Open sourcing the attention center model

Thursday, December 1, 2022

When you look at an image, what parts of an image do you pay attention to first? Would a machine be able to learn this? We provide a machine learning model that can be used to do just that. Why is it useful? The latest generation image format (JPEG XL) supports serving the parts that you pay attention to first, which results in an improved user experience: images will appear to load faster. But the model not only works for encoding JPEG XL images, but can be used whenever we need to know where a human would look first.

An open sourcing attention center model

What regions in an image will attract the majority of human visual attention first? We trained a model to predict such a region when given an image, called the attention center model, which is now open sourced. In addition to the model, we provide a script to use it in combination with the JPEG XL encoder: google/attention-center.

Some example predictions of our attention center model are shown in the following figure, where the green dot is the predicted attention center point for the image. Note that in the “two parrots” image both parrots’ heads are visually important, so the attention center point will be in the middle.

Four images in quadrants as follows: A red door with brass doorknob in top left quadrant, headshot of a brown skinned girl waering a colorful sweater and ribbons in her hair and painted face smiling at the camera in the top right quadrant, A teal shuttered catherdral style window against a sand colored stucco wall with pink and red hibiscus in the forefront in the bottom left quadrant, A blue and yellow macaw and red and green macaw next to each other in the bottom right quadrant
Images are from Kodak image data set:

The model is 2MB and in the TensorFlow Lite format. It takes an RGB image as input and outputs a 2D point, which is the predicted center of human attention on the image. That predicted center is the place where we should start with operations (decoding and displaying in JPEG XL case). This allows the most visually salient/import regions to be processed as early as possible. Check out the code and continue to build upon it!

Attention center ground-truth data

To train a model to predict the attention center, we first need to have some ground-truth data from the attention center. Given an image, some attention points can either be collected by eye trackers [1], or be approximated by mouse clicks on a blurry version of the image [2]. We first apply temporal filtering to those attention points and keep only the initial ones, and then apply spatial filtering to remove noise (e.g., random gazes). We then compute the center of the remaining attention points as the attention center ground-truth. An example illustration figure is shown below for the process of obtaining the ground-truth.
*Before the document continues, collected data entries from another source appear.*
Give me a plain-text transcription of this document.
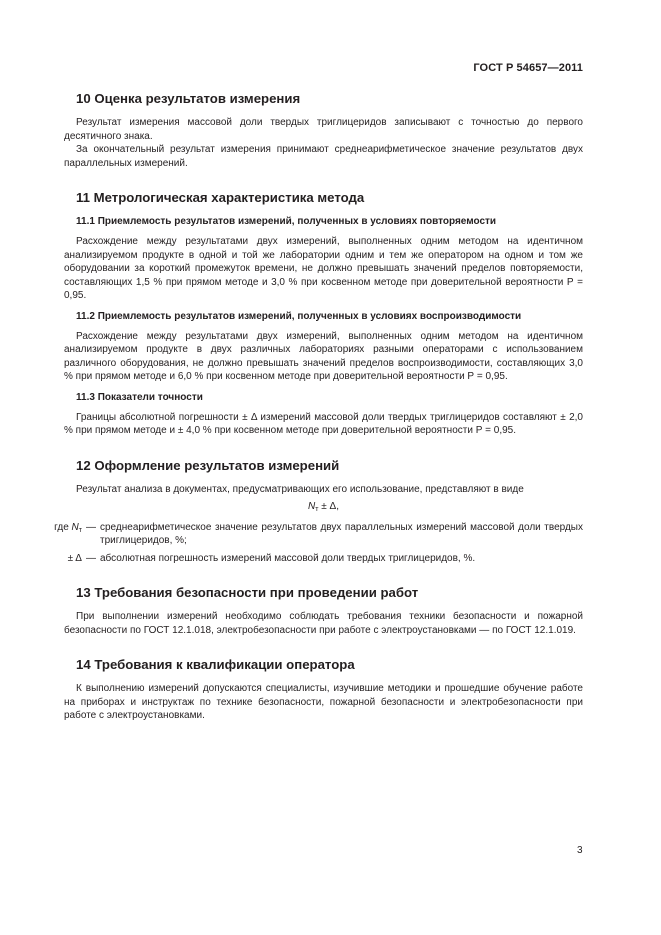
ГОСТ Р 54657—2011
10 Оценка результатов измерения

Результат измерения массовой доли твердых триглицеридов записывают с точностью до первого десятичного знака.

За окончательный результат измерения принимают среднеарифметическое значение результатов двух параллельных измерений.

11 Метрологическая характеристика метода
11.1 Приемлемость результатов измерений, полученных в условиях повторяемости

Расхождение между результатами двух измерений, выполненных одним методом на идентичном анализируемом продукте в одной и той же лаборатории одним и тем же оператором на одном и том же оборудовании за короткий промежуток времени, не должно превышать значений пределов повторяемости, составляющих 1,5 % при прямом методе и 3,0 % при косвенном методе при доверительной вероятности Р = 0,95.

11.2 Приемлемость результатов измерений, полученных в условиях воспроизводимости

Расхождение между результатами двух измерений, выполненных одним методом на идентичном анализируемом продукте в двух различных лабораториях разными операторами с использованием различного оборудования, не должно превышать значений пределов воспроизводимости, составляющих 3,0 % при прямом методе и 6,0 % при косвенном методе при доверительной вероятности Р = 0,95.

11.3 Показатели точности

Границы абсолютной погрешности ± Δ измерений массовой доли твердых триглицеридов составляют ± 2,0 % при прямом методе и ± 4,0 % при косвенном методе при доверительной вероятности Р = 0,95.

12 Оформление результатов измерений

Результат анализа в документах, предусматривающих его использование, представляют в виде

$N_т \pm \Delta$,
где $N_т$ — среднеарифметическое значение результатов двух параллельных измерений массовой доли твердых триглицеридов, %;
± Δ — абсолютная погрешность измерений массовой доли твердых триглицеридов, %.
13 Требования безопасности при проведении работ

При выполнении измерений необходимо соблюдать требования техники безопасности и пожарной безопасности по ГОСТ 12.1.018, электробезопасности при работе с электроустановками — по ГОСТ 12.1.019.

14 Требования к квалификации оператора

К выполнению измерений допускаются специалисты, изучившие методики и прошедшие обучение работе на приборах и инструктаж по технике безопасности, пожарной безопасности и электробезопасности при работе с электроустановками.

3
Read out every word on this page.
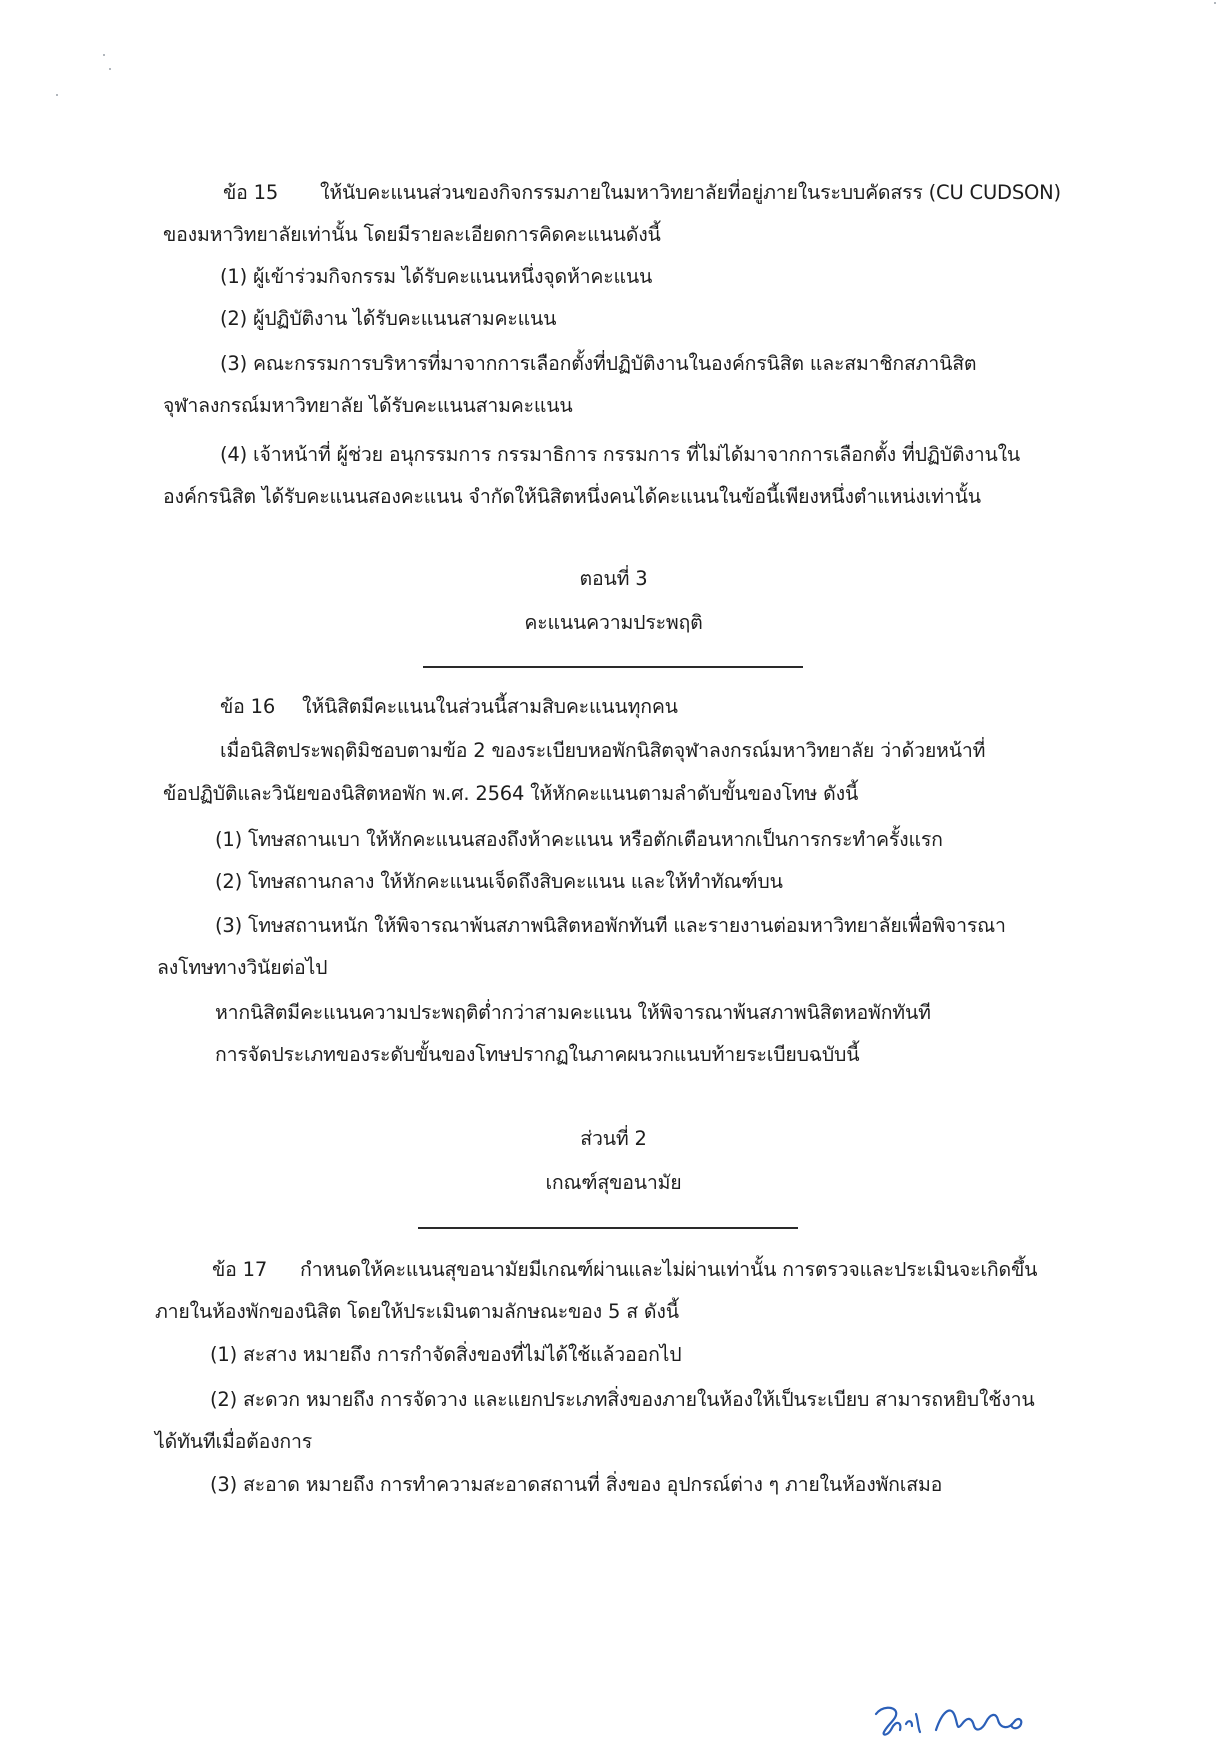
ข้อ 15 ให้นับคะแนนส่วนของกิจกรรมภายในมหาวิทยาลัยที่อยู่ภายในระบบคัดสรร (CU CUDSON)
ของมหาวิทยาลัยเท่านั้น โดยมีรายละเอียดการคิดคะแนนดังนี้
(1) ผู้เข้าร่วมกิจกรรม ได้รับคะแนนหนึ่งจุดห้าคะแนน
(2) ผู้ปฏิบัติงาน ได้รับคะแนนสามคะแนน
(3) คณะกรรมการบริหารที่มาจากการเลือกตั้งที่ปฏิบัติงานในองค์กรนิสิต และสมาชิกสภานิสิต
จุฬาลงกรณ์มหาวิทยาลัย ได้รับคะแนนสามคะแนน
(4) เจ้าหน้าที่ ผู้ช่วย อนุกรรมการ กรรมาธิการ กรรมการ ที่ไม่ได้มาจากการเลือกตั้ง ที่ปฏิบัติงานใน
องค์กรนิสิต ได้รับคะแนนสองคะแนน จำกัดให้นิสิตหนึ่งคนได้คะแนนในข้อนี้เพียงหนึ่งตำแหน่งเท่านั้น
ตอนที่ 3
คะแนนความประพฤติ
ข้อ 16 ให้นิสิตมีคะแนนในส่วนนี้สามสิบคะแนนทุกคน
เมื่อนิสิตประพฤติมิชอบตามข้อ 2 ของระเบียบหอพักนิสิตจุฬาลงกรณ์มหาวิทยาลัย ว่าด้วยหน้าที่
ข้อปฏิบัติและวินัยของนิสิตหอพัก พ.ศ. 2564 ให้หักคะแนนตามลำดับขั้นของโทษ ดังนี้
(1) โทษสถานเบา ให้หักคะแนนสองถึงห้าคะแนน หรือตักเตือนหากเป็นการกระทำครั้งแรก
(2) โทษสถานกลาง ให้หักคะแนนเจ็ดถึงสิบคะแนน และให้ทำทัณฑ์บน
(3) โทษสถานหนัก ให้พิจารณาพ้นสภาพนิสิตหอพักทันที และรายงานต่อมหาวิทยาลัยเพื่อพิจารณา
ลงโทษทางวินัยต่อไป
หากนิสิตมีคะแนนความประพฤติต่ำกว่าสามคะแนน ให้พิจารณาพ้นสภาพนิสิตหอพักทันที
การจัดประเภทของระดับขั้นของโทษปรากฏในภาคผนวกแนบท้ายระเบียบฉบับนี้
ส่วนที่ 2
เกณฑ์สุขอนามัย
ข้อ 17 กำหนดให้คะแนนสุขอนามัยมีเกณฑ์ผ่านและไม่ผ่านเท่านั้น การตรวจและประเมินจะเกิดขึ้น
ภายในห้องพักของนิสิต โดยให้ประเมินตามลักษณะของ 5 ส ดังนี้
(1) สะสาง หมายถึง การกำจัดสิ่งของที่ไม่ได้ใช้แล้วออกไป
(2) สะดวก หมายถึง การจัดวาง และแยกประเภทสิ่งของภายในห้องให้เป็นระเบียบ สามารถหยิบใช้งาน
ได้ทันทีเมื่อต้องการ
(3) สะอาด หมายถึง การทำความสะอาดสถานที่ สิ่งของ อุปกรณ์ต่าง ๆ ภายในห้องพักเสมอ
Five images in a row showing the original image of a person standing on a rock by the ocean; the first is the original image, the second showing gaze/attention points, the third shoing temporal filtering, the fourth spatial filtering, and fifth, attention center

Attention center model architecture

The attention center model is a deep neural net, which takes an image as input, and uses a pre-trained classification network, e.g, ResNet, MobileNet, etc., as the backbone. Several intermediate layers that output from the backbone network are used as input for the attention center prediction module. These different intermediate layers contain different information e.g., shallow layers often contain low level information like intensity/color/texture, while deeper layers usually contain higher and more semantic information like shape/object. All are useful for the attention prediction. The attention center prediction applies convolution, deconvolution and/or resizing operator together with aggregation and sigmoid function to generate a weighting map for the attention center. And then an operator (the Einstein summation operator in our case) can be applied to compute the (gravity) center from the weighting map. An L2 norm between the predicted attention center and the ground-truth attention center can be computed as the training loss.

Attention center model architecture

Progressive JPEG XL images with attention center model

JPEG XL is a new image format that allows the user to encode images in a way to ensure the more interesting parts come first. This has the advantage that when viewing images that are transferred over the web, we can already display the attention grabbing part of the image, i.e. the parts where the user looks first and as soon as the user looks elsewhere ideally the rest of the image already has arrived and has been decoded. Using Saliency in progressive JPEG XL images | Google Open Source Blog illustrates how this works in principle. In short, in JPEG XL, the image is divided into square groups (typically of size 256 x 256), and the JPEG XL encoder will choose a starting group in the image and then grow concentric squares around that group. It was this need for figuring out where the attention center of an image is that led us to open source the attention center model, together with a script to use it in combination with the JPEG XL encoder. Progressive decoding of JPEG XL images has recently been added to Chrome starting from version 107. At the moment, JPEG XL is behind an experimental flag, which can be enabled by going to chrome://flags, searching for “jxl”.

To try out how partially loaded progressive JPEG XL images look, you can go to

By Moritz Firsching, Junfeng He, and Zoltan Szabadka – Google Research


[1] Valliappan, Nachiappan, Na Dai, Ethan Steinberg, Junfeng He, Kantwon Rogers, Venky Ramachandran, Pingmei Xu et al. "Accelerating eye movement research via accurate and affordable smartphone eye tracking." Nature communications 11, no. 1 (2020): 1-12.

[2] Jiang, Ming, Shengsheng Huang, Juanyong Duan, and Qi Zhao. "Salicon: Saliency in context." In Proceedings of the IEEE conference on computer vision and pattern recognition, pp. 1072-1080. 2015.